I've got two methods to calculate a certain value for a physical problem. (The stress shielding in a bone). I've got n (=20) data points to test the two methods. The first method tells me that the average value of the n data points is x1% (=49.8%) and the standard deviation is y1% (=7.33%). The second method tells me that the average value of the n data sets is x2% (=44.2%) and the standard deviation is y2% (=6%). So there's a difference of abs(x1-x2)% (=5.6%) in the averages between the two methods.
How can I tell if this difference is statistically significant, assuming that the error between the two methods is normally distributed?
I've got the feeling that this is a problem that should already be explained somewhere else, but I can't find the right search words to find it.
EDIT: The full data set can be found here: Data set
EDIT 2: changed data sets to data points for clarity
It is clear that the data are paired, since there are two types of measurements performed on each subject (in this case, a femur). The samples are not independent; thus a paired $t$-test is appropriate. The hypothesis to be tested is $$H_0 : \mu_1 - \mu_2 = 0, \quad H_a : \mu_1 - \mu_2 \ne 0,$$ where $\mu_1$ and $\mu_2$ are the means of the respective measurement type. Then the test statistic is given by $$T = \frac{\bar x_1 - \bar x_2 - 0}{s/\sqrt{n}} \sim t_{n-1},$$ where $n = 20$ is the number of paired observations in the sample, $\bar x_1$, $\bar x_2$ are the sample means of the respective measurement types, and $s$ is the sample standard deviation of the paired differences.

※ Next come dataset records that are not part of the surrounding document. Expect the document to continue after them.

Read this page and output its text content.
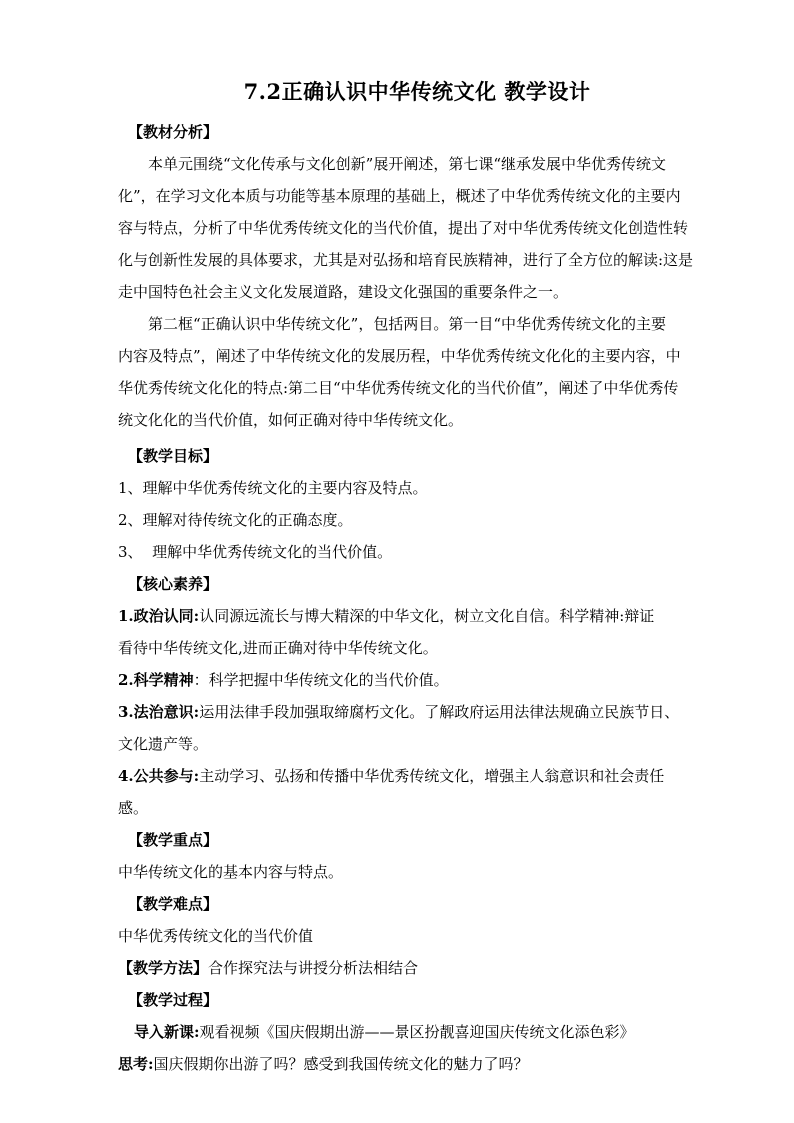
7.2正确认识中华传统文化 教学设计
【教材分析】
本单元围绕“文化传承与文化创新”展开阐述，第七课“继承发展中华优秀传统文
化”，在学习文化本质与功能等基本原理的基础上，概述了中华优秀传统文化的主要内
容与特点，分析了中华优秀传统文化的当代价值，提出了对中华优秀传统文化创造性转
化与创新性发展的具体要求，尤其是对弘扬和培育民族精神，进行了全方位的解读:这是
走中国特色社会主义文化发展道路，建设文化强国的重要条件之一。
第二框“正确认识中华传统文化”，包括两目。第一目“中华优秀传统文化的主要
内容及特点”，阐述了中华传统文化的发展历程，中华优秀传统文化化的主要内容，中
华优秀传统文化化的特点:第二目“中华优秀传统文化的当代价值”，阐述了中华优秀传
统文化化的当代价值，如何正确对待中华传统文化。
【教学目标】
1、理解中华优秀传统文化的主要内容及特点。
2、理解对待传统文化的正确态度。
3、  理解中华优秀传统文化的当代价值。
【核心素养】
1.政治认同:认同源远流长与博大精深的中华文化，树立文化自信。科学精神:辩证
看待中华传统文化,进而正确对待中华传统文化。
2.科学精神：科学把握中华传统文化的当代价值。
3.法治意识:运用法律手段加强取缔腐朽文化。了解政府运用法律法规确立民族节日、
文化遗产等。
4.公共参与:主动学习、弘扬和传播中华优秀传统文化，增强主人翁意识和社会责任
感。
【教学重点】
中华传统文化的基本内容与特点。
【教学难点】
中华优秀传统文化的当代价值
【教学方法】合作探究法与讲授分析法相结合
【教学过程】
导入新课:观看视频《国庆假期出游——景区扮靓喜迎国庆传统文化添色彩》
思考:国庆假期你出游了吗？感受到我国传统文化的魅力了吗？
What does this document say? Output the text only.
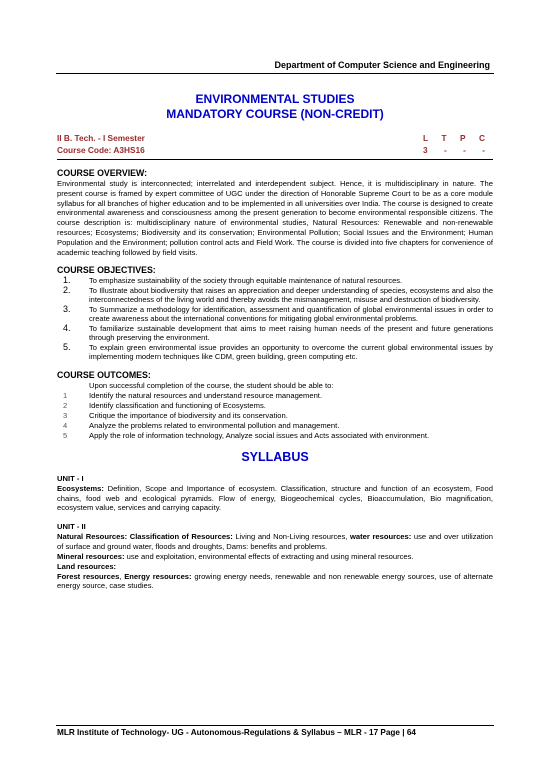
Department of Computer Science and Engineering
ENVIRONMENTAL STUDIES
MANDATORY COURSE (NON-CREDIT)
II B. Tech. - I Semester	L T P C
Course Code: A3HS16	3 - - -
COURSE OVERVIEW:

Environmental study is interconnected; interrelated and interdependent subject. Hence, it is multidisciplinary in nature. The present course is framed by expert committee of UGC under the direction of Honorable Supreme Court to be as a core module syllabus for all branches of higher education and to be implemented in all universities over India. The course is designed to create environmental awareness and consciousness among the present generation to become environmental responsible citizens. The course description is: multidisciplinary nature of environmental studies, Natural Resources: Renewable and non-renewable resources; Ecosystems; Biodiversity and its conservation; Environmental Pollution; Social Issues and the Environment; Human Population and the Environment; pollution control acts and Field Work. The course is divided into five chapters for convenience of academic teaching followed by field visits.

COURSE OBJECTIVES:
1. To emphasize sustainability of the society through equitable maintenance of natural resources.
2. To Illustrate about biodiversity that raises an appreciation and deeper understanding of species, ecosystems and also the interconnectedness of the living world and thereby avoids the mismanagement, misuse and destruction of biodiversity.
3. To Summarize a methodology for identification, assessment and quantification of global environmental issues in order to create awareness about the international conventions for mitigating global environmental problems.
4. To familiarize sustainable development that aims to meet raising human needs of the present and future generations through preserving the environment.
5. To explain green environmental issue provides an opportunity to overcome the current global environmental issues by implementing modern techniques like CDM, green building, green computing etc.
COURSE OUTCOMES:
Upon successful completion of the course, the student should be able to:
1	Identify the natural resources and understand resource management.
2	Identify classification and functioning of Ecosystems.
3	Critique the importance of biodiversity and its conservation.
4	Analyze the problems related to environmental pollution and management.
5	Apply the role of information technology, Analyze social issues and Acts associated with environment.
SYLLABUS
UNIT - I

Ecosystems: Definition, Scope and Importance of ecosystem. Classification, structure and function of an ecosystem, Food chains, food web and ecological pyramids. Flow of energy, Biogeochemical cycles, Bioaccumulation, Bio magnification, ecosystem value, services and carrying capacity.

UNIT - II

Natural Resources: Classification of Resources: Living and Non-Living resources, water resources: use and over utilization of surface and ground water, floods and droughts, Dams: benefits and problems.

Mineral resources: use and exploitation, environmental effects of extracting and using mineral resources.

Land resources:

Forest resources, Energy resources: growing energy needs, renewable and non renewable energy sources, use of alternate energy source, case studies.

MLR Institute of Technology- UG - Autonomous-Regulations & Syllabus – MLR - 17 Page | 64
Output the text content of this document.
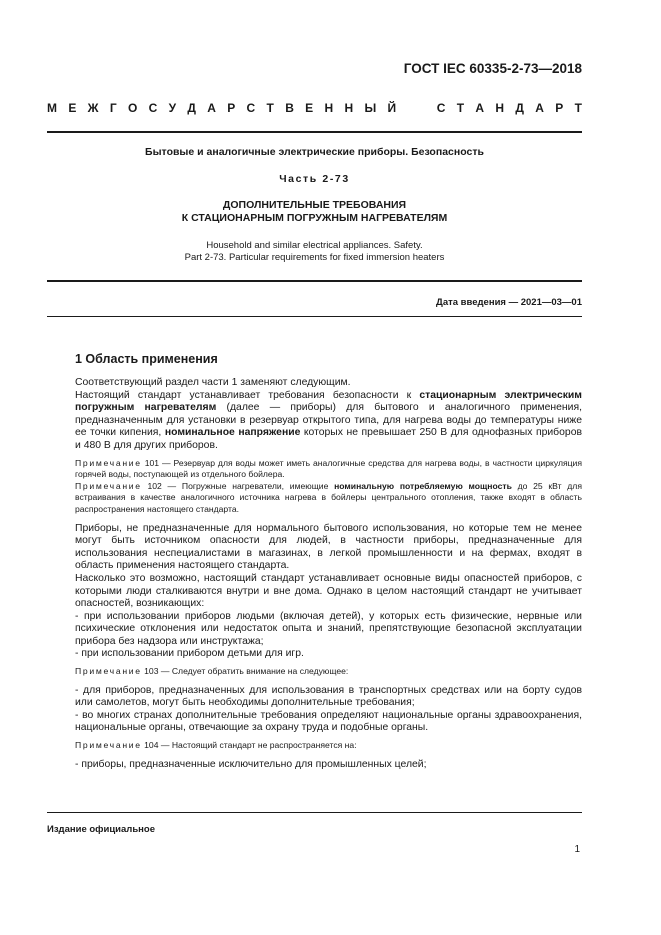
ГОСТ IEC 60335-2-73—2018
М Е Ж Г О С У Д А Р С Т В Е Н Н Ы Й

	С Т А Н Д А Р Т
Бытовые и аналогичные электрические приборы. Безопасность
Часть 2-73
ДОПОЛНИТЕЛЬНЫЕ ТРЕБОВАНИЯ
К СТАЦИОНАРНЫМ ПОГРУЖНЫМ НАГРЕВАТЕЛЯМ
Household and similar electrical appliances. Safety.
Part 2-73. Particular requirements for fixed immersion heaters
Дата введения — 2021—03—01
1 Область применения

Соответствующий раздел части 1 заменяют следующим.

Настоящий стандарт устанавливает требования безопасности к стационарным электрическим погружным нагревателям (далее — приборы) для бытового и аналогичного применения, предназначенным для установки в резервуар открытого типа, для нагрева воды до температуры ниже ее точки кипения, номинальное напряжение которых не превышает 250 В для однофазных приборов и 480 В для других приборов.

Примечание 101 — Резервуар для воды может иметь аналогичные средства для нагрева воды, в частности циркуляция горячей воды, поступающей из отдельного бойлера.

Примечание 102 — Погружные нагреватели, имеющие номинальную потребляемую мощность до 25 кВт для встраивания в качестве аналогичного источника нагрева в бойлеры центрального отопления, также входят в область распространения настоящего стандарта.

Приборы, не предназначенные для нормального бытового использования, но которые тем не менее могут быть источником опасности для людей, в частности приборы, предназначенные для использования неспециалистами в магазинах, в легкой промышленности и на фермах, входят в область применения настоящего стандарта.

Насколько это возможно, настоящий стандарт устанавливает основные виды опасностей приборов, с которыми люди сталкиваются внутри и вне дома. Однако в целом настоящий стандарт не учитывает опасностей, возникающих:

- при использовании приборов людьми (включая детей), у которых есть физические, нервные или психические отклонения или недостаток опыта и знаний, препятствующие безопасной эксплуатации прибора без надзора или инструктажа;

- при использовании прибором детьми для игр.

Примечание 103 — Следует обратить внимание на следующее:

- для приборов, предназначенных для использования в транспортных средствах или на борту судов или самолетов, могут быть необходимы дополнительные требования;

- во многих странах дополнительные требования определяют национальные органы здравоохранения, национальные органы, отвечающие за охрану труда и подобные органы.

Примечание 104 — Настоящий стандарт не распространяется на:

- приборы, предназначенные исключительно для промышленных целей;

Издание официальное
1
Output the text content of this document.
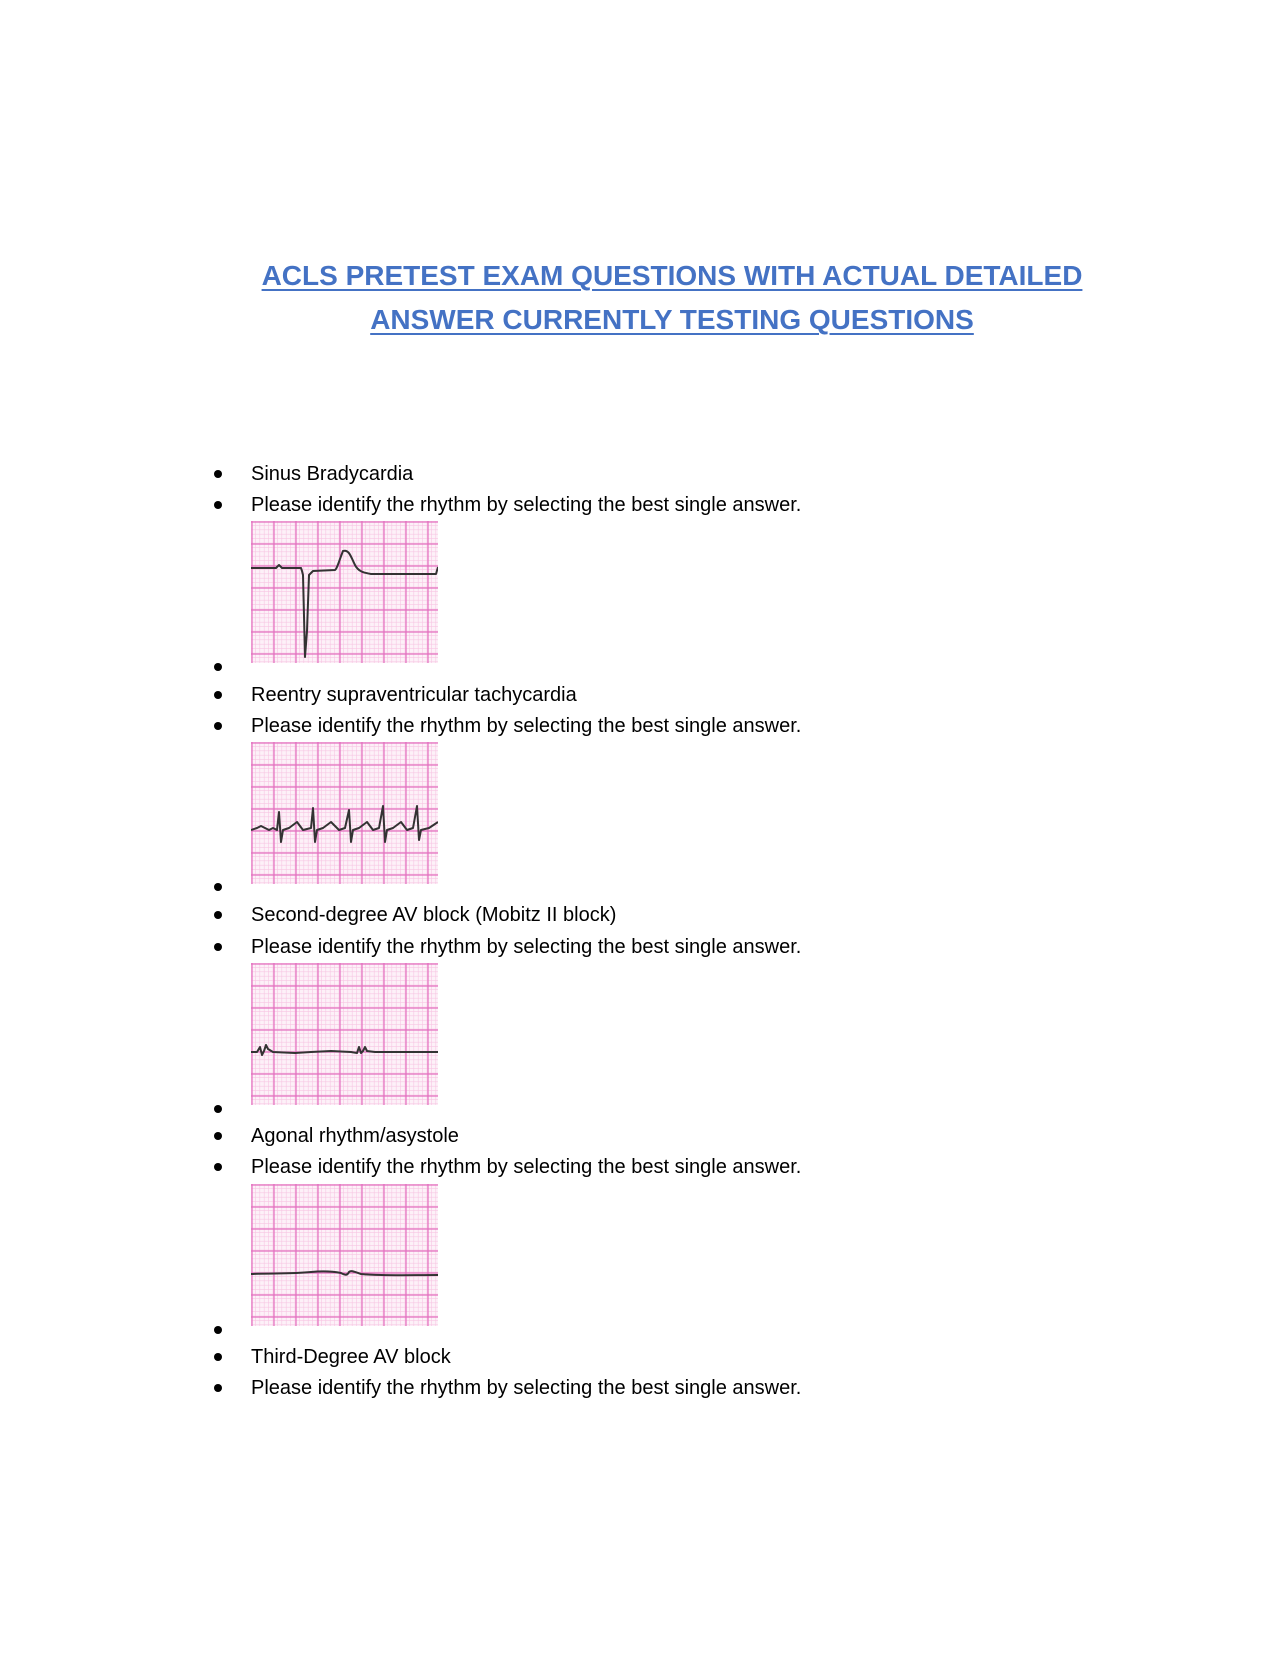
ACLS PRETEST EXAM QUESTIONS WITH ACTUAL DETAILED
ANSWER CURRENTLY TESTING QUESTIONS
Sinus Bradycardia
Please identify the rhythm by selecting the best single answer.
Reentry supraventricular tachycardia
Please identify the rhythm by selecting the best single answer.
Second-degree AV block (Mobitz II block)
Please identify the rhythm by selecting the best single answer.
Agonal rhythm/asystole
Please identify the rhythm by selecting the best single answer.
Third-Degree AV block
Please identify the rhythm by selecting the best single answer.
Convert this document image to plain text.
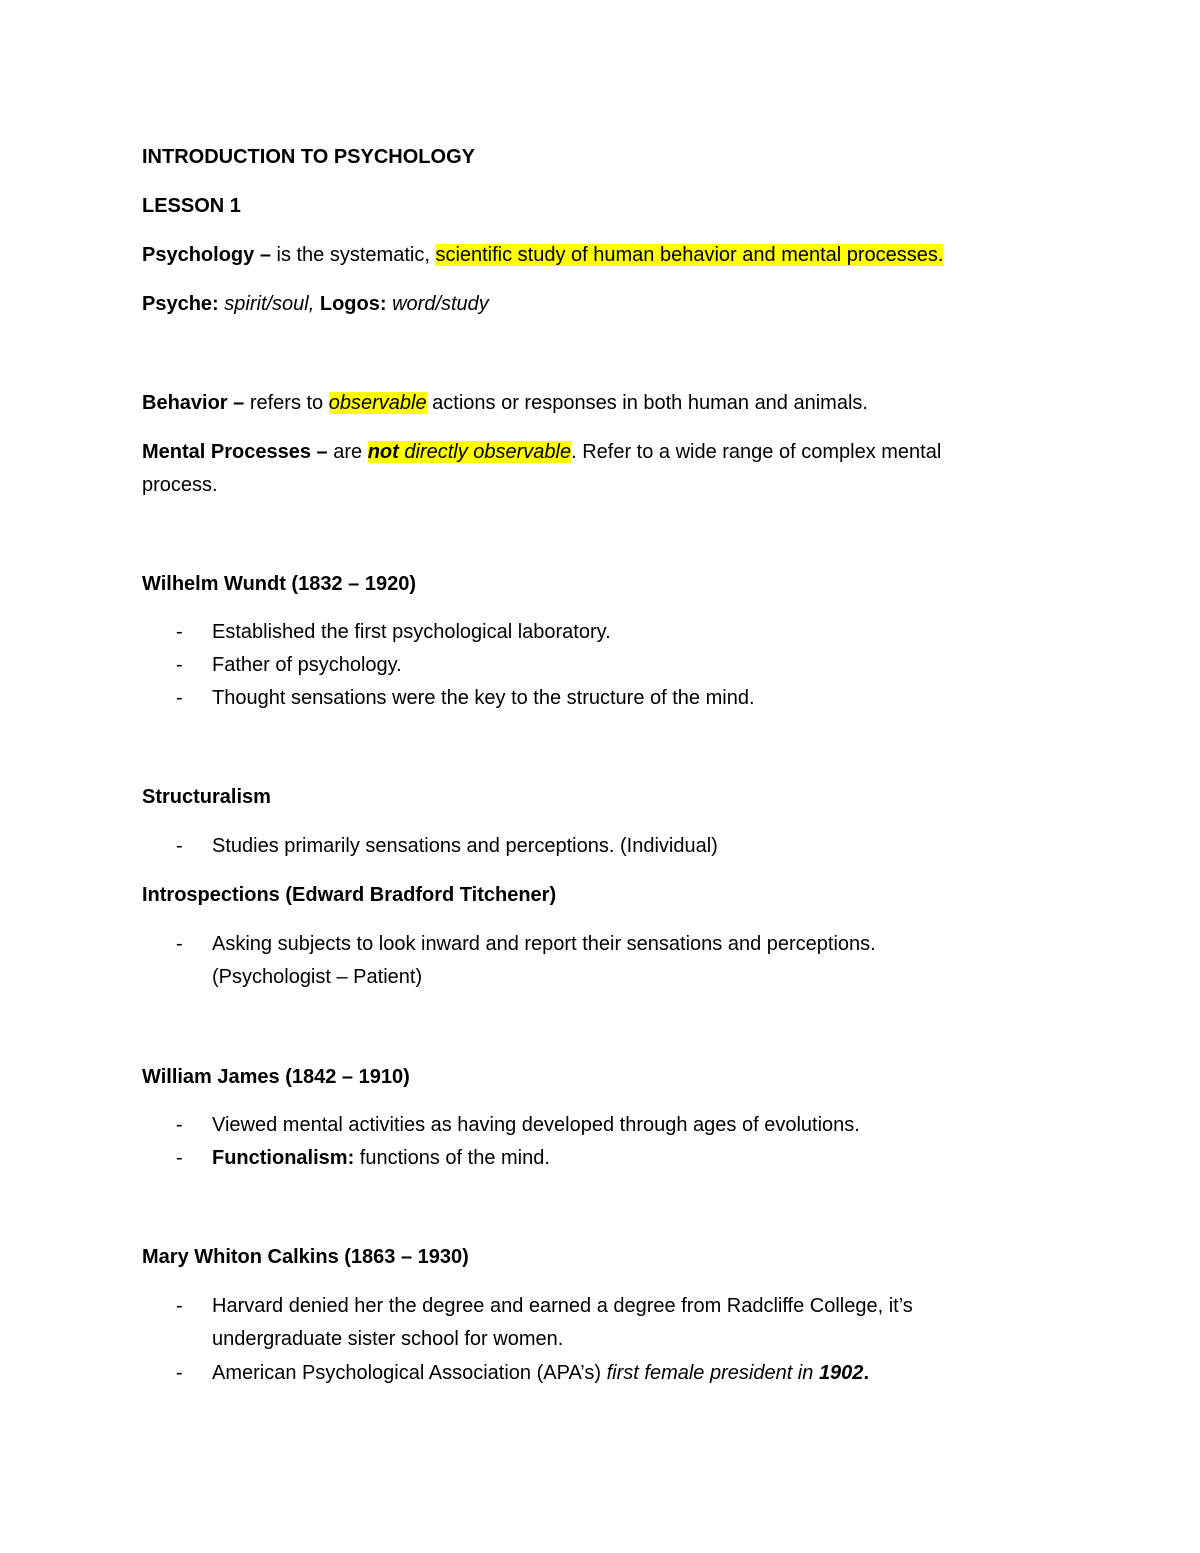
INTRODUCTION TO PSYCHOLOGY
LESSON 1
Psychology – is the systematic, scientific study of human behavior and mental processes.
Psyche: spirit/soul, Logos: word/study
Behavior – refers to observable actions or responses in both human and animals.
Mental Processes – are not directly observable. Refer to a wide range of complex mental
process.
Wilhelm Wundt (1832 – 1920)
- Established the first psychological laboratory.
- Father of psychology.
- Thought sensations were the key to the structure of the mind.
Structuralism
- Studies primarily sensations and perceptions. (Individual)
Introspections (Edward Bradford Titchener)
- Asking subjects to look inward and report their sensations and perceptions.
(Psychologist – Patient)
William James (1842 – 1910)
- Viewed mental activities as having developed through ages of evolutions.
- Functionalism: functions of the mind.
Mary Whiton Calkins (1863 – 1930)
- Harvard denied her the degree and earned a degree from Radcliffe College, it’s
undergraduate sister school for women.
- American Psychological Association (APA’s) first female president in 1902.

So, you would calculate for each femur the difference in measurements, then calculate the standard deviation of these. Then you calculate the difference of means (or the mean of differences, it's the same). You should get $$s = 0.0166702, \quad \bar x_1 = 0.4975, \quad \bar x_2 = 0.4415, \quad T = 15.0232.$$ The corresponding $p$-value for the two-sided test is $$p = 5.356 \times 10^{-12},$$ which furnishes evidence to reject $H_0$: the probability of obtaining a result as extreme as that observed if the true difference is $0$, is at most $p$, which is so small that we can be highly confident that the true mean difference is not $0$.